Gibbers

Tinubu’s Thomas Jefferson’s moment

FOR weeks now, I have been receiving scores of social media posts, purporting real-time moments Fulani herdsmen were laying livelihoods of farmers mostly in the North East, North Central, South West and South East in ruins. In this AI age, proofs beyond reasonable doubts, should be a sine qua non of conclusions on sensitive matters, which are basically rooted in electronic recordings. There is also the challenge of situating the time of the incidents: the difficulty of establishing whether they are old or recent recordings, though the period of happening, would not detract from the heartlessness the herdsmen demonstrated with relish. There have also been questions about whether the places of occurrence were in Nigeria as most of the reviewed posts could have been anywhere in Nigeria’s Saharan neighbours like Mali or Niger; also dense in Fulani population.
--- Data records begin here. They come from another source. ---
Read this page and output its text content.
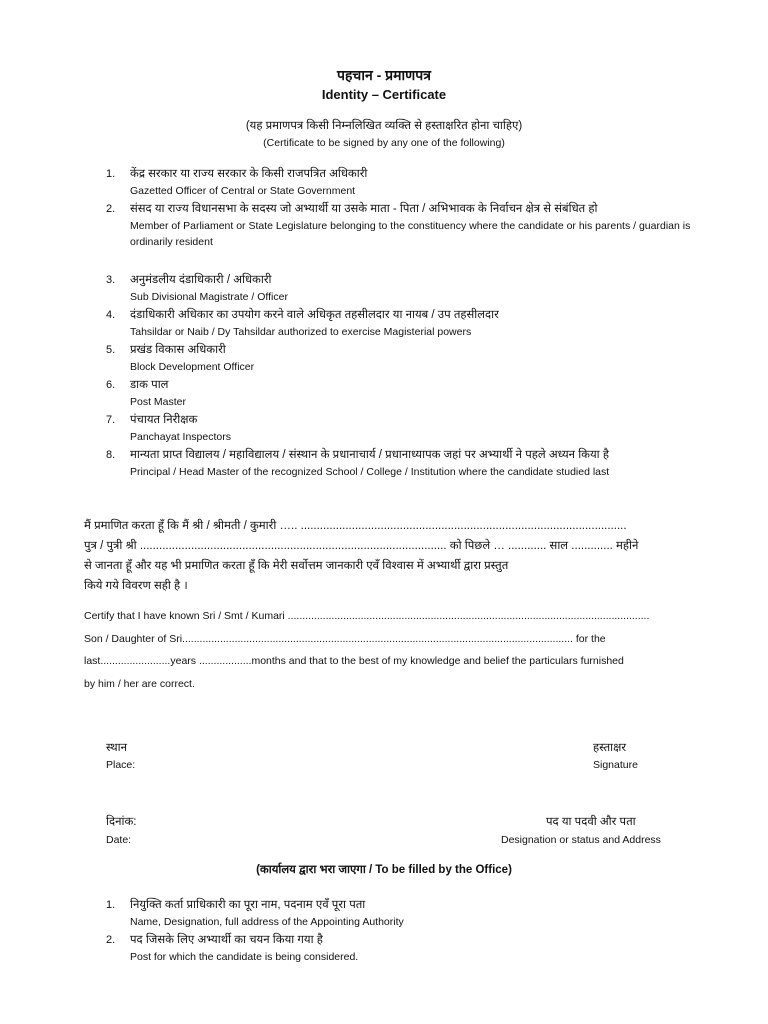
पहचान - प्रमाणपत्र
Identity – Certificate
(यह प्रमाणपत्र किसी निम्नलिखित व्यक्ति से हस्ताक्षरित होना चाहिए)
(Certificate to be signed by any one of the following)
1. केंद्र सरकार या राज्य सरकार के किसी राजपत्रित अधिकारी
Gazetted Officer of Central or State Government
2. संसद या राज्य विधानसभा के सदस्य जो अभ्यार्थी या उसके माता - पिता / अभिभावक के निर्वाचन क्षेत्र से संबंधित हो
Member of Parliament or State Legislature belonging to the constituency where the candidate or his parents / guardian is ordinarily resident
3. अनुमंडलीय दंडाधिकारी / अधिकारी
Sub Divisional Magistrate / Officer
4. दंडाधिकारी अधिकार का उपयोग करने वाले अधिकृत तहसीलदार या नायब / उप तहसीलदार
Tahsildar or Naib / Dy Tahsildar authorized to exercise Magisterial powers
5. प्रखंड विकास अधिकारी
Block Development Officer
6. डाक पाल
Post Master
7. पंचायत निरीक्षक
Panchayat Inspectors
8. मान्यता प्राप्त विद्यालय / महाविद्यालय / संस्थान के प्रधानाचार्य / प्रधानाध्यापक जहां पर अभ्यार्थी ने पहले अध्यन किया है
Principal / Head Master of the recognized School / College / Institution where the candidate studied last
मैं प्रमाणित करता हूँ कि मैं श्री / श्रीमती / कुमारी ….. ......................................................................................................
पुत्र / पुत्री श्री ................................................................................................ को पिछले … ............ साल ............. महीने
से जानता हूँ और यह भी प्रमाणित करता हूँ कि मेरी सर्वोत्तम जानकारी एवँ विश्वास में अभ्यार्थी द्वारा प्रस्तुत
किये गये विवरण सही है ।
Certify that I have known Sri / Smt / Kumari ............................................................................................................................
Son / Daughter of Sri...................................................................................................................................... for the
last........................years ..................months and that to the best of my knowledge and belief the particulars furnished
by him / her are correct.
स्थान
Place:
हस्ताक्षर
Signature
दिनांक:
Date:
पद या पदवी और पता
Designation or status and Address
(कार्यालय द्वारा भरा जाएगा / To be filled by the Office)
1. नियुक्ति कर्ता प्राधिकारी का पूरा नाम, पदनाम एवँ पूरा पता
Name, Designation, full address of the Appointing Authority
2. पद जिसके लिए अभ्यार्थी का चयन किया गया है
Post for which the candidate is being considered.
But among the lot is an indisputable viral documentary on a South West settlement named Araromi, showing leaf-waving protesting traumatised women, farming pregnant mothers and obviously uneducated young females, whose efforts at supporting their families and by extension, assisting in assuaging the nation’s hunger pangs, were completely ruined by herdsmen who not only fed the labouring women’s harvest to their cattle, but also subject the hapless mothers to regular attacks and bodily harms, right on their ancestral land! You need to listen to their agonies.

Like a bad dream, insecurity has relapsed under the Tinubu administration, with soldiers and their battalions being neutralised with impunity by supposedly untrained horrendous militia, operating either as ISWAP, remnant of Boko Haram or the marauders known as bandits, who flourish on kidnapping. At risk of sounding heartless, I would not really be bothered if those trained in the art of warfare can no longer handle assumed inexperienced gunmen. I remember when we were much younger in Ilesa, how disappointed parents, especially fathers would rather have their wards comprehensively beaten by asking them to stay back in a two-fighting they expected their own to win easily than quit. You will hear something like “if you can’t handle your mate, it is better he kills you there {in the fight}”. It is not savagery. It is disappointment rooted in mutilated pride. If military bases are now playgrounds for tattered outlaws, then let berets be laid jare.

In Lagos of old, there was a legendary thief called Anikura, whose targets were mainly cross-border traders. His infamy grew so much that an operational code was cast for him; Anikura won’t ask you not to trade, he won’t ask you not to make money, but he will ensure you do not take the money home.

In Judges 6:3, the Bible recalls the Midianites, Amalekites and other people of the East, attacking Israel whenever they planted their crops, with Verse 4 saying “They camped on the land and ruined the crops all the way to Gaza and did not spare a living thing for Israel, neither sheep nor cattle nor donkeys”. Verse 5 adds, “They came up with their livestock and tents like swarms of locusts. It was impossible to count them or their camels; they invaded the land to ravage it”, while Verse 6 says, “Midian so impoverished the Israelites that they cried out to the Lord for help.” The answer to their prayer was Gideon.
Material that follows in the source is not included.